A hostelry has stood on the Bridge Street site since 1198, by the pub's own reckoning — making this widely regarded as Ireland's oldest pub. The present building was built in 1754 as a coaching inn; the pub appears in surviving documents as far back as 1653.

Earlier uses

Built at the head of the River Liffey, where Norman soldiers guarded the gate that provided the only access into Dublin. On cold, damp nights the soldiers would warm their hands over braziers — barrels of fire — from which the pub takes its name.

Literary links

Drinking ground for Brendan Behan and Jonathan Swift — both names that turn up in the regulars list across multiple eras.

Military history

The Brazen Head narrowly survived the intense fighting of the 1922 Irish Civil War.
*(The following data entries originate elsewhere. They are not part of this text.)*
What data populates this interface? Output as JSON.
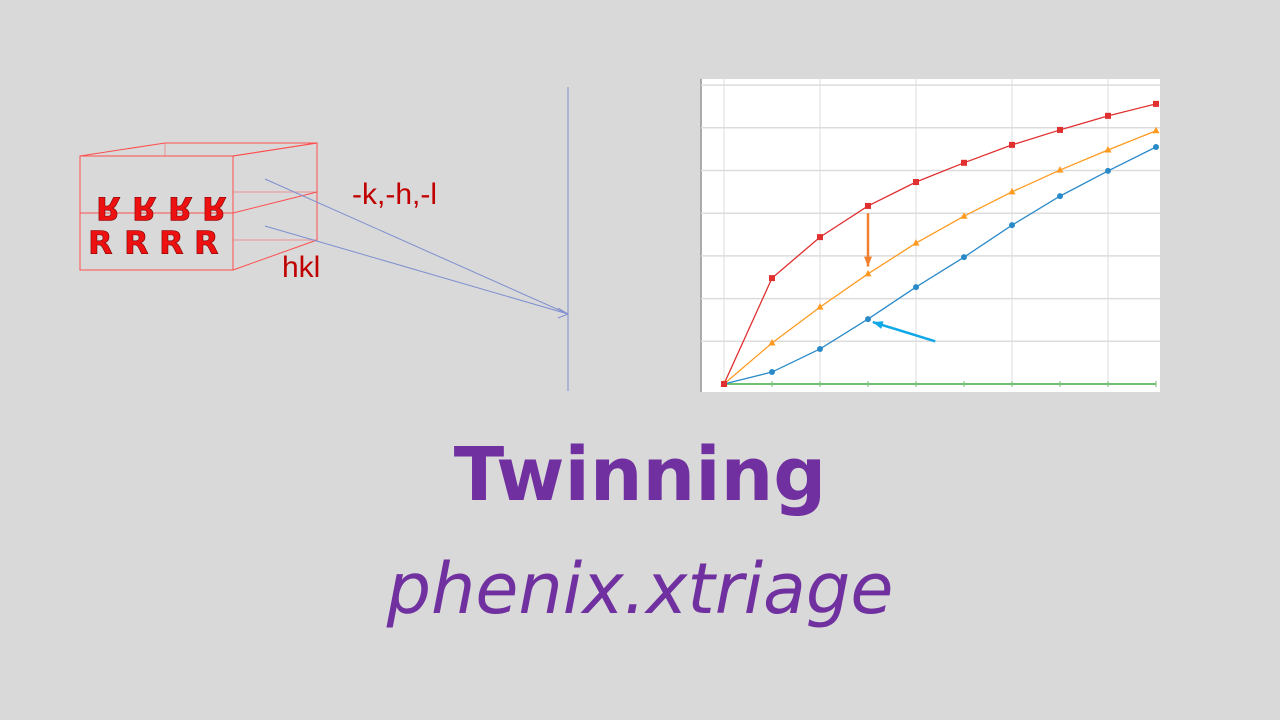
{
  "diagram": {
    "twin_label": "-k,-h,-l",
    "base_label": "hkl",
    "letter": "R",
    "colors": {
      "box": "#ff4d4d",
      "label": "#c00000",
      "ray": "#7f8fd0"
    }
  },
  "chart_data": {
    "type": "line",
    "title": "",
    "xlabel": "",
    "ylabel": "",
    "x": [
      0,
      1,
      2,
      3,
      4,
      5,
      6,
      7,
      8,
      9
    ],
    "xlim": [
      -0.5,
      9
    ],
    "ylim": [
      0,
      7
    ],
    "grid": true,
    "series": [
      {
        "color": "#e03030",
        "marker": "square",
        "values": [
          0,
          2.48,
          3.44,
          4.17,
          4.73,
          5.18,
          5.6,
          5.95,
          6.28,
          6.56
        ]
      },
      {
        "color": "#ff9a20",
        "marker": "triangle",
        "values": [
          0,
          0.96,
          1.8,
          2.58,
          3.3,
          3.93,
          4.5,
          5.01,
          5.48,
          5.93
        ]
      },
      {
        "color": "#2a8ac8",
        "marker": "circle",
        "values": [
          0,
          0.28,
          0.82,
          1.52,
          2.27,
          2.97,
          3.72,
          4.4,
          4.99,
          5.55
        ]
      },
      {
        "color": "#70c070",
        "marker": "none",
        "values": [
          0,
          0,
          0,
          0,
          0,
          0,
          0,
          0,
          0,
          0
        ]
      }
    ],
    "annotations": [
      {
        "type": "arrow",
        "color": "#f08030",
        "from": [
          3,
          4.0
        ],
        "to": [
          3,
          2.75
        ]
      },
      {
        "type": "arrow",
        "color": "#10a8e8",
        "from": [
          4.4,
          1.0
        ],
        "to": [
          3.1,
          1.45
        ]
      }
    ]
  },
  "slide": {
    "title": "Twinning",
    "subtitle": "phenix.xtriage",
    "title_color": "#7030a0"
  }
}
It served, at various times, as plotting-room for the United Irishmen, meeting place for Daniel O'Connell, and hiding place for Michael Collins.

Architecture

There has been a public house and hotel on this site since 1198, with a record in 1703 of a James King being granted ‘all that large timber house called the Brazen Head’. Rebuilt in the mid eighteenth century, the building has a long association with the history of Dublin.

Regulars

Robert Emmet, Edmund Burke, Daniel O'Connell, Henry Grattan and Wolfe Tone all drank here, plotting the future of Ireland over pints. Brendan Behan, Jonathan Swift and Michael Collins are all part of the pub's lore — Collins having sought refuge within its walls during the War of Independence.